The race has had African competitors in the past and has subsidized travel expenses to have elite runners compete in the past. But according to George, eyebrows haven’t been raised because those athletes don’t always win.

“There are years where the African runners don’t win, local people do,” George said. “I’ve never heard of anything foul or any complaints.”

George said the largest single payout the Peace Race has offered is $2,000 for first place, which is in the ballpark of the $2,500 in prize money Kenyan runner Lilian Mariita won in Frankfort before being busted by the U.S. Anti-Doping Agency. Runners like Mariita would attempt to win as many of these races as possible to support their families.

According to the CIA, 43.4 percent of Kenyans live below the poverty line and the GDP per capita in Kenya is $3,300. That makes a $2,000 payday 60 percent of what an average Kenyan makes in an entire year.

The Peace Race has another method in place to combat dopers — multiple prizes that focus on local runners.

“We try to segregate our prize money so there is no double dipping and there’s an equal distribution to local runners, Ohio runners, female runners and so on,” George said.

And the vast majority of money isn’t in play for the competitors, as money is raised for local charities and other events.

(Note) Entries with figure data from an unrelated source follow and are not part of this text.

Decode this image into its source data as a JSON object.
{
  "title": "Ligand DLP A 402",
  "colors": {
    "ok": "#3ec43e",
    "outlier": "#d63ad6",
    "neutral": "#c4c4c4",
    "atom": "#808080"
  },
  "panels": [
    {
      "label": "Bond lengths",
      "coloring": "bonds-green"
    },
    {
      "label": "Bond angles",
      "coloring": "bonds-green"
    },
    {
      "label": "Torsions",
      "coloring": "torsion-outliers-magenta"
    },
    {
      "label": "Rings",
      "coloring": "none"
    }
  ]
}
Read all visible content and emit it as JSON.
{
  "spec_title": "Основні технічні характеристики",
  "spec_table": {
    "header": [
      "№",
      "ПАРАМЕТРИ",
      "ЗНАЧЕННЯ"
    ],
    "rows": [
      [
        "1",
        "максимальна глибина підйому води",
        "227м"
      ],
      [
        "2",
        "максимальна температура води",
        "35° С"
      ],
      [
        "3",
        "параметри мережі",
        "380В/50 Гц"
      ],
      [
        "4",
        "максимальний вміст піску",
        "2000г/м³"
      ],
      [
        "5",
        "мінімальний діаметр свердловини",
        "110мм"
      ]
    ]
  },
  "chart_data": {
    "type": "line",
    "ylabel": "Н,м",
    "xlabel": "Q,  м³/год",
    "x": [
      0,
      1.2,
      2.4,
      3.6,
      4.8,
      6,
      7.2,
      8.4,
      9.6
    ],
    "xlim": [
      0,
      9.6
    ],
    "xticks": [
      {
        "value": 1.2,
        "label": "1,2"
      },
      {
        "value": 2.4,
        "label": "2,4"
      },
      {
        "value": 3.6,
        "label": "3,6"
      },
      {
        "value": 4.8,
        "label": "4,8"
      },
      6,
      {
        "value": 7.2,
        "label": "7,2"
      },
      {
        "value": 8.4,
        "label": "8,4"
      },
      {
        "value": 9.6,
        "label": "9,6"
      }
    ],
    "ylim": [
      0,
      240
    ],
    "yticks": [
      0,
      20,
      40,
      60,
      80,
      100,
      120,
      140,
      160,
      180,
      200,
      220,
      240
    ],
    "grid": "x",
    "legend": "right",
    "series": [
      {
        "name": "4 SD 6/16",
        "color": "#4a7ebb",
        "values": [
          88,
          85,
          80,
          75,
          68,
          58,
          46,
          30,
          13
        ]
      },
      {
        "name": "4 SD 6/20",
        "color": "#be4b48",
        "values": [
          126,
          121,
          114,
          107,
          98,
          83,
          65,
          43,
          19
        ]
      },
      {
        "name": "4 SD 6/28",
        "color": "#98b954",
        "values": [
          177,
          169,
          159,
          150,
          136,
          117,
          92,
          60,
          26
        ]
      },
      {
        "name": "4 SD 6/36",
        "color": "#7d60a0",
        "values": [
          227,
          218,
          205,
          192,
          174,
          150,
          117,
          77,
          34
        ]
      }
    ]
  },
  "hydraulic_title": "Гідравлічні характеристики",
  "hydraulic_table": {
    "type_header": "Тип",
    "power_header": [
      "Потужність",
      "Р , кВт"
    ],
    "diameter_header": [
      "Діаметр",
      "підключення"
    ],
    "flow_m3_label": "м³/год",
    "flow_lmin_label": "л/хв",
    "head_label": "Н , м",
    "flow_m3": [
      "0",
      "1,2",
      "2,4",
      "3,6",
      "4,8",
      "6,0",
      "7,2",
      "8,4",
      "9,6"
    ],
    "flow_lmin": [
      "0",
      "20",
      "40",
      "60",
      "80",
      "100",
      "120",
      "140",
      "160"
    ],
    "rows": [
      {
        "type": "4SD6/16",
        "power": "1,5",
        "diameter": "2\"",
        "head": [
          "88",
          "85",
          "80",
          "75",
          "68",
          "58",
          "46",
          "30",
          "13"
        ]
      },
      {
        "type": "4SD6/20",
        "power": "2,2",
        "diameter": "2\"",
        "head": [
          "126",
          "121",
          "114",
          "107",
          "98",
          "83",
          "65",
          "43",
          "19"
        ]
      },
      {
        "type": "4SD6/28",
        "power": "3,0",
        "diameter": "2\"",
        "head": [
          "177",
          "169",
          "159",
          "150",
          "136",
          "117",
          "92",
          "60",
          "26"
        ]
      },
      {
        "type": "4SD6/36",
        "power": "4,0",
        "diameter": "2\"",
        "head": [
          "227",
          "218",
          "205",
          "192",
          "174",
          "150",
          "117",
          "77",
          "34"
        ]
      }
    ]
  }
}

“We want to have a good athletic event but the main purpose is to put money back into the community,” George said. “Over the past 10-12 years we’ve given about $100,000 back and that money goes to things like Mahoning Valley Rescue Mission, St. Vincent de Paul Society, the Special Olympics and others.”

If doping runners have won prize money in years previous, it was one of the times they got away with it.

“I’m not sure if our prize structure has been compromised,” George said. “If it has we’re not aware of it.”

George said the race does not feel the need to test winners but could afford to do so if they felt it was necessary to test.

When asked if testing athletes in the future would potentially keep any participants away George said, “Only the cheaters.”